The Russians will be the “big losers” in the wake of the country’s role in the shooting down of a Malaysian Airlines jet, Defense Secretary Chuck Hagel said.
“The surface-to-air missile had to come from Russia, the training provided to operate the surface-to-air missile most likely came from Russia,” Hagel said in an interview in his Pentagon office on Bloomberg Television’s “Political Capital with Al Hunt,” airing this weekend.
While it’s unclear whether the Russian leadership was aware beforehand of the missile use, “there’s no question that Russians are going to come out big losers” once the incident is fully investigated, Hagel said.
President Barack Obama yesterday said the U.S. has concluded that the missile was launched from insurgent-held territory in eastern Ukraine. All 298 people on board Malaysian Airline System Bhd. flight MH17 were killed.
The U.S. is intensifying pressure on Russia to end support for the Ukrainian rebels in the country’s eastern region. The United Nations Security Council held an emergency meeting yesterday and agreed on the need for an impartial investigation into the jetliner disaster.

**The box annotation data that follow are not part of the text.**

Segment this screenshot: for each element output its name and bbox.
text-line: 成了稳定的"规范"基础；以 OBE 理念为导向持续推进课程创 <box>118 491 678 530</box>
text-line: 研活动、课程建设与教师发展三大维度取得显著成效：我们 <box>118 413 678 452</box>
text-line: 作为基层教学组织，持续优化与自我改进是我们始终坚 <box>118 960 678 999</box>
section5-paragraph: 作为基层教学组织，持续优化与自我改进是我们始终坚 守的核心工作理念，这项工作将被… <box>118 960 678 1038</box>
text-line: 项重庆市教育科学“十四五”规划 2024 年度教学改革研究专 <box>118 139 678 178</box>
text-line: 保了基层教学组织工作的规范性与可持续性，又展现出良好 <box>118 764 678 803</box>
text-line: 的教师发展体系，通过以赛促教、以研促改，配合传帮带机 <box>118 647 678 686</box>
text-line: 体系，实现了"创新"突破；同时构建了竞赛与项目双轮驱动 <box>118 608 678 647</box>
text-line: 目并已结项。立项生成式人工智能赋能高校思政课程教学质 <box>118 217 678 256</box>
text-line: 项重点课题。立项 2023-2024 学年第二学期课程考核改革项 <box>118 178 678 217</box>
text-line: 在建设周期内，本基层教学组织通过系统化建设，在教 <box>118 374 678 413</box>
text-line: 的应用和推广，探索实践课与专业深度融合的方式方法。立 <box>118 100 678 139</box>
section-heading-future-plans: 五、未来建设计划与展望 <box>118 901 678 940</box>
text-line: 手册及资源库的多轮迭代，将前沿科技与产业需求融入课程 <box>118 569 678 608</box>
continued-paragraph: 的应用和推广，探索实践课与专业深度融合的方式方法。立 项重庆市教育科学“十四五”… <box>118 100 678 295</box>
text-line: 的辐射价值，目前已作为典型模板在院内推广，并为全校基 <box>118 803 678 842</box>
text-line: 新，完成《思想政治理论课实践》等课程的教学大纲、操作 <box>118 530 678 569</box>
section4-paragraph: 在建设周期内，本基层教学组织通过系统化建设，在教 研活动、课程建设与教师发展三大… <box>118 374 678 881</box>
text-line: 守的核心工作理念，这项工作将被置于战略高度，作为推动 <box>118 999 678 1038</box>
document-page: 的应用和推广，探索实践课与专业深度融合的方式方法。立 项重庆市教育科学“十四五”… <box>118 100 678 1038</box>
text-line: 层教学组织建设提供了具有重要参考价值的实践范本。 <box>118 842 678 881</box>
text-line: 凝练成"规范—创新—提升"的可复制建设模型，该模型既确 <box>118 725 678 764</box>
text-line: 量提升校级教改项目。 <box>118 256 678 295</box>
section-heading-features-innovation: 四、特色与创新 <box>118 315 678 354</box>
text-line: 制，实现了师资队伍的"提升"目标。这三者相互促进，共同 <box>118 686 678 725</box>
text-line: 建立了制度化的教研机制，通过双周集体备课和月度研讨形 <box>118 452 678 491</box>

Russians “continue to isolate themselves in the world” as a result of Russian President Vladimir Putin’s policy of instigating “trouble in eastern Ukraine for months, encouraging the separatists, providing the separatists sophisticated military equipment,” Hagel said in the “Political Capital” interview.
Although facts are still being gathered on the July 17 plane crash, “this is a very serious international incident and the Russians are going to have to take some responsibility,” Hagel said.
Putin has denied Russian involvement in the fighting in Ukraine, which has morphed into Europe’s biggest crisis since the Cold War, and has said the government in Kiev bore responsibility for the crash because it wouldn’t have occurred without the strife with separatists.
On another matter, Hagel said he had just completed reviewing with Army General Martin Dempsey, chairman of the Joint Chiefs of Staff, a classified U.S. assessment of Iraqi security forces, which are reeling from a series of attacks by Sunni militants calling themselves the Islamic State.
The U.S. is now “looking at strike options at different buckets of targets,” Hagel said, without providing any details. “We could do more in the way of putting advisers in places” to help Iraqis battle the militants, he said.
Obama, who brought U.S. troops home from Iraq in 2011, has said they won’t return to ground combat there as militants battle the Iraqi Army. He hasn’t ruled out airstrikes, while pressing first for Iraq, led by Prime Minister Nouri al-Maliki, a Shiite, to assemble a more inclusive government.
This week’s election of Saleem al-Jibouri, a Sunni moderate, as speaker represents “some good news,” Hagel said. In the absence of a united government, it would be “pretty hard for the Iraqi forces” to maintain security, he said.
With conflicts in Syria extending to Iraq and the new Israel-Palestine conflict escalating into a ground war, Hagel said he was concerned that the entire region could be engulfed in a wider conflict.
“I think when you assess all of the Middle East and all that’s going on with Gaza or we were just talking about Iraq, what’s going on in Syria, what’s going on in Libya, Tunisia, Lebanon continues to unstable, it’s pretty serious,” Hagel said.
None of these conflicts can be addressed through military solutions, Hagel said.
“This is going to have to be worked through a political solution, bringing people together,” Hagel said. “It’s going to take a while. Any part of that complicated dimension in the Middle East is not going to get solved in a matter of a few months or even probably in a year or two.”